Но ведь и русские придурки поступали так же безудержно, безумно! – Да. Но внутри всякой нации это воспринималось социально, вечное напряжение: богатый – бедный, господин – слуга. Когда же «командиром над жизнью и смертью» выныривает ещё и не свой, – это ложится довеском тяжёлой обиды. Казалось бы: ничтожному, придавленному и обречённому лагернику на одной из ступеней его умирания – не всё ли равно, кто именно захватил внутри лагеря власть и справляет свои вороньи пикники над его траншеей-могилой? Оказывается – нет, это врезалось неизгладимо.
Часть событий той лагерной зоны на Большой Калужской, 30 – я представил в пьесе «Республика труда». Понимая, что изобразить так, как оно всё было, невозможно, это сочтут разжиганием неприязни к евреям (как будто эта тройка не пуще разжигала её в жизни, мало заботясь о последствиях), – я утаил омерзительно жадного Бершадера, я скрыл Бурштейна, я переделал спекулянтку Розу Каликман в неопределённую восточную Бэллу, и только одного оставил еврея – бухгалтера Соломонова, в точности, каким он был.
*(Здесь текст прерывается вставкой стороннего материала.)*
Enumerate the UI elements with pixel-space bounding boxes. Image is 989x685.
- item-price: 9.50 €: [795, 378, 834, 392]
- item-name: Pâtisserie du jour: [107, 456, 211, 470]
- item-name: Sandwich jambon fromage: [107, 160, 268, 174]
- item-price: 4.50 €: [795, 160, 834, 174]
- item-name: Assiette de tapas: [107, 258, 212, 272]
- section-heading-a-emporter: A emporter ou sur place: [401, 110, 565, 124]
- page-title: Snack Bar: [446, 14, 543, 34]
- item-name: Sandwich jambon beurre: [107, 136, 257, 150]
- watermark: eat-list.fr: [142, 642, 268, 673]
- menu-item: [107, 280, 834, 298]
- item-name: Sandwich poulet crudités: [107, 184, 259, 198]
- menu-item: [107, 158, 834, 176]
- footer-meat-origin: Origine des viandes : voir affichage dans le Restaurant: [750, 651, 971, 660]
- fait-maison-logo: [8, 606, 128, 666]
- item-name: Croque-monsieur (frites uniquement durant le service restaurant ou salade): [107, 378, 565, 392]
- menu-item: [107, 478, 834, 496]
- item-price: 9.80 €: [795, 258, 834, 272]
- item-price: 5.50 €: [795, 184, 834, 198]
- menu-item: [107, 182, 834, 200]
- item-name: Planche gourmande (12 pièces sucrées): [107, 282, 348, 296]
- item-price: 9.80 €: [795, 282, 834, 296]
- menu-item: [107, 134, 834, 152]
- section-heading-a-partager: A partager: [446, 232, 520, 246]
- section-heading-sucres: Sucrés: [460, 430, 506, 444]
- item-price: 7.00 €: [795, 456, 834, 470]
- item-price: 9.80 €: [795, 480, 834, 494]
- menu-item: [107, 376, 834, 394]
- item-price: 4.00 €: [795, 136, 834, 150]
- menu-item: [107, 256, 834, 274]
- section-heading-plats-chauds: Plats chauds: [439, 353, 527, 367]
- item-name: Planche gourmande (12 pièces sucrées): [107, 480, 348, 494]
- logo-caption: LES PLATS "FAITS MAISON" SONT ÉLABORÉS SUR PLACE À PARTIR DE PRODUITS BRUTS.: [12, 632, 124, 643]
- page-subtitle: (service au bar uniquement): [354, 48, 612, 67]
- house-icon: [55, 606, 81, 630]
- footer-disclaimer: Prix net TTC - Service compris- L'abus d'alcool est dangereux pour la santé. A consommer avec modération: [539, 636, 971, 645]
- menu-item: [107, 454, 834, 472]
И что же, по прочтении, мои верные друзья-евреи? У В. Л. Теуша пьеса вызвала необычайно горячий протест. Он прочёл её не сразу, а уж когда «Современник» взялся ставить, в 1962, так что вопрос был не академический. Супруги Теуши были глубоко ранены фигурой Соломонова, они считали нечестным и несправедливым показывать такого еврея (хотя б он и был таким в жизни, в лагере!) – в эпоху притеснения евреев. (А такая эпоха – кажется, и всегда? когда же евреи у нас не притеснены?) Теуш был переполошен, возбуждён до крайности и поставил ультиматум, что если я не уберу или по крайней мере не смягчу Соломонова – разорена будет вся наша дружба, и стало быть они – не хранители далее моих рукописей. И. более того, предсказывали: что самое имя моё будет невозвратно утеряно и опозорено, если я оставлю в пьесе Соломонова. Почему не сделать его русским? – поражались они. Разве уж так важно, что он еврей? (Но если это так неважно – зачем Соломонов подбирал в придурки евреев же?)
Я охолонул: наступил внезапный цензурный запрет с неожиданной для меня стороны, и не менее грубый, чем советский официальный.
Однако решилось тем, что «Современнику» тут же запретили ставить эту пьесу.
И ещё отдельно возражал Теуш: у вашего Соломона – совсем и не еврейский характер: еврей всегда держится с оглядкой, осторожно, просительно, допустим хитро, – но откуда эта развязная наглость торжествующей силы? Это неправда, так не бывает!
Но я-то помнил не только этого Соломона, что было именно так! С 20-х на 30-е годы и в Ростове-на-Дону я такое видывал. Да и Френкель же так держался, по рассказам уцелевших инженеров. Этот срыв, при власти и торжестве, в наглость – как раз более всего и отталкивает окружающих. Конечно, это бывает у худших и грубых – но такое и отпечатывается. (Как на образе русском – пятна от непотребства своих негодяев.)